Supe
de la existencia de Noroh tarde, muy tarde, después de un millón de frases, de
un trillón de letras, después de varios miles de comas y puntos. Más o menos.
Lo descubrí en un libro viejo que no había leído (y que sigo sin leer),
recostado y dormido entre dos sílabas de la palabra “Renacimiento”.
Noroh
es un duende raro, solitario, medio apócrifo, poco o nada citado en los
cuentos. Hay quien dice que viene del Norte, que lo trajeron los vikingos,
escondido en sus relatos y ficciones, otros dicen que es un subproducto de la
modernidad, emergido de los mitos incandescentes de la aldea global. Sea como
sea, existe, yo lo sé. Es el duende que habita en los espacios que hay entre
las palabras, ya sean escritas, habladas, o incluso pensadas. Fabrica pequeños
silencios allá donde no los hay y ensancha los que ya existen. Abre sus
pequeños brazos entre los sonidos o las tintas, alejando las letras y las
sílabas entre sí, generando pausas de extensión variable, que cada cual usa ya
como mejor considere.
Noroh
me contó que en el amanecer de los tiempos, los hombres no separaban las
palabras al hablar, sino que arrojaban sus discursos como un bloque único y
confuso. Las ideas y los verbos se entremezclaban en un totum revolutum y sólo
podían ser comprendidos con la ayuda de los gestos y las miradas. Noroh empezó
entonces a introducir entre ellos los espacios y las treguas, haciendo que los
pensamientos respiraran un poco, fluyendo con algo más de sentido, y así vino a
nacer el lenguaje que hoy conocemos.
También
me dijo que su labor no sólo se limita al lenguaje de los hombres, también se
ocupa de las cosas. Me explicó, por ejemplo, que las nubes no son sino las
palabras que usa el cielo para comunicarse con la tierra.
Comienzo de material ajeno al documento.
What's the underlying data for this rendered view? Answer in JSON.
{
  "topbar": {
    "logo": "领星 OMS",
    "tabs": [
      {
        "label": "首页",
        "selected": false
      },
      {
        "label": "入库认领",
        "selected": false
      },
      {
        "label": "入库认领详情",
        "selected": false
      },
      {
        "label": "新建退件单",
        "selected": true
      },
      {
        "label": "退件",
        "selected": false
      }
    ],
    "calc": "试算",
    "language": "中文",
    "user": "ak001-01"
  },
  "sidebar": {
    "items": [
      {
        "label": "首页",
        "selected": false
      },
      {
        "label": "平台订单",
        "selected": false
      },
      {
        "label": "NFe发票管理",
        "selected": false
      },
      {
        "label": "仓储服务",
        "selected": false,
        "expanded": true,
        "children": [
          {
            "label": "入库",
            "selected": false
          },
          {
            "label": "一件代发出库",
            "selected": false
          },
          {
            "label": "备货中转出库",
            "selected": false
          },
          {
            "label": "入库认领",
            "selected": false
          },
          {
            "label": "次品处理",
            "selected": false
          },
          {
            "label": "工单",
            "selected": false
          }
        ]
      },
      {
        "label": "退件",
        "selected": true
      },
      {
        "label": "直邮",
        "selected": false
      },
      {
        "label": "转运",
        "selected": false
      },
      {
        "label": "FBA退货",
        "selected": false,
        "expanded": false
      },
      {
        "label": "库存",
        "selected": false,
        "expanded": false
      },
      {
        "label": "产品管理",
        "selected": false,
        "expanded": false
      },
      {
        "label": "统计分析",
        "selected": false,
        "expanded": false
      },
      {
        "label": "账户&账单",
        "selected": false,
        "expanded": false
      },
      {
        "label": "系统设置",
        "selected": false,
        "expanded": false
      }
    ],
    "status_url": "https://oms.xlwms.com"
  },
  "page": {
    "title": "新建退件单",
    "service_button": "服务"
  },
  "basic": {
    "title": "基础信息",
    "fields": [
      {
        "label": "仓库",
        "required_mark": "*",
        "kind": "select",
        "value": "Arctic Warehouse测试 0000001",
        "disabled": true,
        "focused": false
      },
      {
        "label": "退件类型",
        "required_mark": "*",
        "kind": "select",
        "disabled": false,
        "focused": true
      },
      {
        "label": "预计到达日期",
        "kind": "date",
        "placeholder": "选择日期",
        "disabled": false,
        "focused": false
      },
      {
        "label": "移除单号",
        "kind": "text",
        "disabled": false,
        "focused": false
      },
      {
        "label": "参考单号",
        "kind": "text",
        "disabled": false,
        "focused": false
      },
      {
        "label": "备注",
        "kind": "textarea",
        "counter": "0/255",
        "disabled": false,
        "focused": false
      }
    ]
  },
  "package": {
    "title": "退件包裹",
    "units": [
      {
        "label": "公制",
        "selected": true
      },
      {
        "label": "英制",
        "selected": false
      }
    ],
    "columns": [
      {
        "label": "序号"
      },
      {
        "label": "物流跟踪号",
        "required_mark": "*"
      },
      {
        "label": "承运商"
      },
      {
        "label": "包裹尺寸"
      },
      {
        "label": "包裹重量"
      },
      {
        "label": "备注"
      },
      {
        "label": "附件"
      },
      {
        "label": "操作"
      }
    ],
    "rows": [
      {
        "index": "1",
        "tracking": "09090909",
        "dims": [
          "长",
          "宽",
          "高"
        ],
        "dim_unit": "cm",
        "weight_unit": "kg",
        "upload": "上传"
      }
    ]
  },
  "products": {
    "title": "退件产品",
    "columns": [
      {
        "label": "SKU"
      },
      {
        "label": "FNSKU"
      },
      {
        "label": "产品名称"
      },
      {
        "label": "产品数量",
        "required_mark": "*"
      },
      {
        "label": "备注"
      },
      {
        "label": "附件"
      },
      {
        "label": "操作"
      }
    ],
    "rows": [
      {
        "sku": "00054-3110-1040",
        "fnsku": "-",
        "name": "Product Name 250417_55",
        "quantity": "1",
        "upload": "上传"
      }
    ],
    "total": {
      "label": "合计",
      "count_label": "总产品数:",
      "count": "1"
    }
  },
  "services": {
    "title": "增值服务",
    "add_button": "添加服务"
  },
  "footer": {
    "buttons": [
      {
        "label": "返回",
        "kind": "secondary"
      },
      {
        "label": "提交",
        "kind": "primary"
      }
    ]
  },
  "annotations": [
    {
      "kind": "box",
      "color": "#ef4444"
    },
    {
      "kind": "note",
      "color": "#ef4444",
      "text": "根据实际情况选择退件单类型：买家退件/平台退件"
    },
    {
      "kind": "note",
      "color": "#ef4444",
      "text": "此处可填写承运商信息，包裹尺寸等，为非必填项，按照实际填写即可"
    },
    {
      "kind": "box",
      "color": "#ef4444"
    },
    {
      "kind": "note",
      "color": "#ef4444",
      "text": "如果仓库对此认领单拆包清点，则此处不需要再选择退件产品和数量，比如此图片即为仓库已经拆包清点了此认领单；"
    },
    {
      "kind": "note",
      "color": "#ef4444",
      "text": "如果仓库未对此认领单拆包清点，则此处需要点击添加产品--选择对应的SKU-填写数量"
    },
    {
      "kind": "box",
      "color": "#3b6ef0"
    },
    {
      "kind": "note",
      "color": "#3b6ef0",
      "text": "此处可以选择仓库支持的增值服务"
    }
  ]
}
Y los espacios entre
ellas obedecen así a un plan perfectamente trazado, satisfaciendo un ritmo, un
orden. Pues bien, él es el arquitecto de ese cambiante mural de gris y blanco que
ningún humano ha sabido interpretar hasta la fecha, pero que esconde un sinfín
de claves para comprender el sinuoso curso de los acontecimientos naturales.
Pero
si hay algo que Noroh sabe hacer como nadie. Algo en lo que es un auténtico
virtuoso, es en la fabricación de los silencios incómodos. Ésa es, sin duda
alguna, su obra maestra.
Cuentan
algunas leyendas que Noroh los creó para vengarse de la verborrea insufrible de
los hombres, de su manifiesta incapacidad para escucharse, de la estéril
superposición de vocablos gritados, de su irritante tendencia a convertir las
conversaciones en jaulas de grillos. Noroh se situó entonces en el hueco de
algunas palabras, y extendió sus brazos con fuerza hasta que las alejó tanto
que se desconectaron unas de las otras. Tanto, que hicieron innecesaria su
continuidad, naciendo así esa absurda y violenta extensión vacía que los seres
humanos no aciertan a administrar y que llamamos genéricamente “silencios
incómodos”.
Desde
entonces, el habla enfermó de estas inexplicables ranuras, de estas grietas por
las que se cuela el frío de la indiferencia y que tanto pueden arruinar
conversaciones como debates, incluso –por qué no- amistades de baja intensidad.
Todo
esto me contó Noroh hace tiempo, el duende que siembra de diminutos silencios
nuestras voces. Me lo contó justo antes de cerrar el libro viejo en el que lo
descubrí, y que, pasando los años y los días, sigo sin haber leído.